How nearby cells shield tumor cells from targeted therapy

In a recent paper published in the journal Clinical Cancer Research (CCR), Carmelo Nucera, MD, PhD, primary investigator in the thyroid cancer research program in the Division of Experimental Pathology in BIDMC's Department of Pathology, and colleagues investigated the role of pericytes as part of the tumor microenvironment in the subset of papillary thyroid cancers modulated by a mutation of the BRAF cancer-promoting gene.

Nucera and colleagues evaluated the efficacy of BRAFV600E inhibitors, which are used to target the tumor's mutation and act as therapeutic agents, both alone and in combination with another agent targeting the tyrosine kinase (TK) receptor-pathway mediated by pericytes. The scientists demonstrated that the combination therapy blocked tumor cell proliferation, increased cell death and otherwise damaged tumor cells in vitro. However, the team also showed that pericyte cells, in response to the therapy, released molecules to overcome the lethal effects of the drugs on the tumor cells.

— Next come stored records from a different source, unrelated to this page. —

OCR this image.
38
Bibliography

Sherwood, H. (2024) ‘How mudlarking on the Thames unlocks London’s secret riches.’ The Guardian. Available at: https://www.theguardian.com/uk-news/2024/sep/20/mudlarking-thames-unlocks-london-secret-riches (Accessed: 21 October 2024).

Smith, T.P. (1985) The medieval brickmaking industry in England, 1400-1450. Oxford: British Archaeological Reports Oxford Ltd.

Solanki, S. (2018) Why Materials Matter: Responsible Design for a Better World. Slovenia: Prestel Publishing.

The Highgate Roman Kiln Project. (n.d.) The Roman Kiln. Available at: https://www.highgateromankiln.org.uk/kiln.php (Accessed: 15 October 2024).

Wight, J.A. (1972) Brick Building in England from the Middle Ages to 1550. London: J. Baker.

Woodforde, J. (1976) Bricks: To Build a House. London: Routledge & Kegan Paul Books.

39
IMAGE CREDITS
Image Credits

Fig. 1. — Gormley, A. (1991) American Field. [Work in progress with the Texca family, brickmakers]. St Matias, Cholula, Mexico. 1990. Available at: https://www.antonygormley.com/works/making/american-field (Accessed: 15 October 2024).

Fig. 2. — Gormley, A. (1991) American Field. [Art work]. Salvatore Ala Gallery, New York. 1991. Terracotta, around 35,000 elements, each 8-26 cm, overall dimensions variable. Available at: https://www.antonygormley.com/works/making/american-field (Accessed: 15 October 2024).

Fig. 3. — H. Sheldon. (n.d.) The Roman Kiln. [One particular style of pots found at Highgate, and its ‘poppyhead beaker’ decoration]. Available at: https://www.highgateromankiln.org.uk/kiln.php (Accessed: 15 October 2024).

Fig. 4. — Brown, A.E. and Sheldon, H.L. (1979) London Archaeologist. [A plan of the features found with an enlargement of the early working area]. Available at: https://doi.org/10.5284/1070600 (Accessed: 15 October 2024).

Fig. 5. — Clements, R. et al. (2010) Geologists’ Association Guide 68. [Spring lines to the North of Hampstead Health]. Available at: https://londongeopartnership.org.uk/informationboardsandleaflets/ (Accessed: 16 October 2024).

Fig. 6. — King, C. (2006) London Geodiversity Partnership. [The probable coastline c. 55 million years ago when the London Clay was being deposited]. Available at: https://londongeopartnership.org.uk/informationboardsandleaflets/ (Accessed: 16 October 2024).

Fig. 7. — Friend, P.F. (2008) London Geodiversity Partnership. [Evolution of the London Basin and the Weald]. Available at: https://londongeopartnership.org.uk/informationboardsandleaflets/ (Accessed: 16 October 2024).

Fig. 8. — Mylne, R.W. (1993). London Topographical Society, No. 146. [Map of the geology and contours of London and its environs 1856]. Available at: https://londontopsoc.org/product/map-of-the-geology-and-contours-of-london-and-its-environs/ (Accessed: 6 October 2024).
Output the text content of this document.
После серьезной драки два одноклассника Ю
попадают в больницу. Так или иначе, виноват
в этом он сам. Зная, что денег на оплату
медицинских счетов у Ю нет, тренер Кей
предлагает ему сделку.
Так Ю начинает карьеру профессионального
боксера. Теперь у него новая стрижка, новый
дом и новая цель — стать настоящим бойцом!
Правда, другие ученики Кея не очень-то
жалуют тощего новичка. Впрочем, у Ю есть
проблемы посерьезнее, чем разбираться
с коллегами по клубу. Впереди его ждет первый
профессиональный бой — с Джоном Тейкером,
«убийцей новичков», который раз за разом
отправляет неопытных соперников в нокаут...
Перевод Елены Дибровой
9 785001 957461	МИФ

"Our findings suggest that pericytes may be a double-edged sword in BRAFV600E therapy for metastatic and resistant papillary thyroid cancer, as they secrete factors that trigger resistance to BRAFV600E and TK inhibitors," said Nucera, who is also an Assistant Professor at Harvard Medical School. "However, targeting these factors in turn might represent a novel therapeutic strategy with translational applications in clinical trials for patients with this type of aggressive tumors that have become resistant to conventional treatments including radioactive iodine."